К столу подошла одетая в новенькую ватную стеганку и ватные штаны маленькая коренастая девушка с широким мужским лбом. Коротко остриженные черные волосы были прямы и жестки, угловатое лицо обветренно. Казалось, природа безжалостно обидела девушку, не дав ей ни одной привлекательной черты. Но когда Груня, волнуясь, заговорила, никто уже не думал о ее внешности. В ее грудном красивом голосе было столько задора и страсти, что она с каждой минутой нравилась присутствующим все больше и больше.
— Конечно, я мечтала о героизме, как те ребята, которые строили город на Амуре, или комсомольцы гражданской войны, с песней умиравшие за советскую власть. И мечтаю: целину я понимаю не просто как землю, которую надо пахать и сеять, а как отчаянно смелый прыжок в лучшее будущее, когда все-все наши люди будут не только сыты, обуты, одеты и богаты, но и по-настоящему культурны. Да, да, именно культурны! — словно споря с кем-то, горячо повторила она. — Душой-то я широко мечтаю, а высказать вот не могу, слов, каких надо, нету… — Груня была так искренне огорчена своей беспомощностью, что даже махнула рукой. — Одним словом, я думаю, вы поняли меня, ребята… А приехали сюда, и пришлось нам, как тут говорят, «слонов продавать». Хорошо Саше: газанул и поехал навстречу буре… А я была на заводе контролером и в сельском хозяйстве, что называется, ни бум-бум… И вот мы, десять здоровенных девах и пятеро парней, ходим целыми днями как на именинах. Да ведь это же пытка, товарищи!
Слово «пытка» Груня произнесла с такой страстью, столько вложила в него обиды и негодования, что в переполненной комнате стало тихо.

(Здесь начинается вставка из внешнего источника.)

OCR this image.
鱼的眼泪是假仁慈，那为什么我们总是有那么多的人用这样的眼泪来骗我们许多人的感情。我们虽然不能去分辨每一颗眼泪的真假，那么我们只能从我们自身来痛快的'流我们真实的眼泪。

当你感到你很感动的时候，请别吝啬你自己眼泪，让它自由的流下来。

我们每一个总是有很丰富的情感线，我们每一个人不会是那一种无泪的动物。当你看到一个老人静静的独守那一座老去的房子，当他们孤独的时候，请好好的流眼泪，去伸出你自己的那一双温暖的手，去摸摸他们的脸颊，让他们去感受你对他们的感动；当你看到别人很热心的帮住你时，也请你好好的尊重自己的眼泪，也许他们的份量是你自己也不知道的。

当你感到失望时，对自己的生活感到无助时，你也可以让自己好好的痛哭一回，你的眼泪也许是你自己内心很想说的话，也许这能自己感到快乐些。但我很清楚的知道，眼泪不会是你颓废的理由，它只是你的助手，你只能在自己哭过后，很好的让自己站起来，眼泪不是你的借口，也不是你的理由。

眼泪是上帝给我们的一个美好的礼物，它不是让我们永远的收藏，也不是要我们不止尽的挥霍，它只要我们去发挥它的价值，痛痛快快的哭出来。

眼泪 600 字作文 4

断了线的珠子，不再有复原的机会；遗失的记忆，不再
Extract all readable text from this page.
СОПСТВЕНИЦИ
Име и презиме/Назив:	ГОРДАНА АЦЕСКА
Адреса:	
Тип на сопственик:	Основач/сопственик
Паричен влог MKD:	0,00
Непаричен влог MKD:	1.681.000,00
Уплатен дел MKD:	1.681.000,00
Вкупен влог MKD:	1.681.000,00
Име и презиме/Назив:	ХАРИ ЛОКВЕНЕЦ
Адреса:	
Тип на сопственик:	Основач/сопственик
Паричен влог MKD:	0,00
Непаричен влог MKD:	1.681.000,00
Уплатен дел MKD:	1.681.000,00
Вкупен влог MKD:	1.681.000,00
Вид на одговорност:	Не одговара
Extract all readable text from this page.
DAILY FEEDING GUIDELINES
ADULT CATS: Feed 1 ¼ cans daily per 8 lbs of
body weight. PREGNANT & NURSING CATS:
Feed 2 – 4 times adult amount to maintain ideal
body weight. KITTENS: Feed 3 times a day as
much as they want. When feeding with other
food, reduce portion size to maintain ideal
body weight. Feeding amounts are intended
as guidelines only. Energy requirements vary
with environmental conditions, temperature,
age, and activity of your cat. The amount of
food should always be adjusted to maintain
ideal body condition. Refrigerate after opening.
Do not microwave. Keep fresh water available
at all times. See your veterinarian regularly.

— А вечерами еще тошнее — хоть в гроб! Ночь — двенадцать часов. Свету нет. В клубе ослабевших овец разместили. Кое-кто из наших парней ошалел, к водке прислоняться стал. Решили мы требовать работы. — Груня оправила ватник. — Нас поразило, до чего же здесь не умеют ценить время…
Чувствовалось, что Груне мучительно тяжело говорить о всех неурядицах, с которыми встретилась молодежь по приезде.
— Придем в правление к восьми. Ждем. А люди собираются к десяти, а то и к половине одиннадцатого. И как будто бы так и надо!.. Я решила поработать до посевной дояркой. А колхозницы мне: «Да ты и доить-то, поди, не умеешь?» А я и вправду ни бум-бум. Но все же стала помогать. Доярки ходят злые и не своим голосом на голодных коров орут — кормов-то нет! Ну, тут одна наша девушка и предложила поехать в поле да по одоньям стогов в снегу порыться…
Груня не назвала фамилии этой девушки, потому что говорила о себе.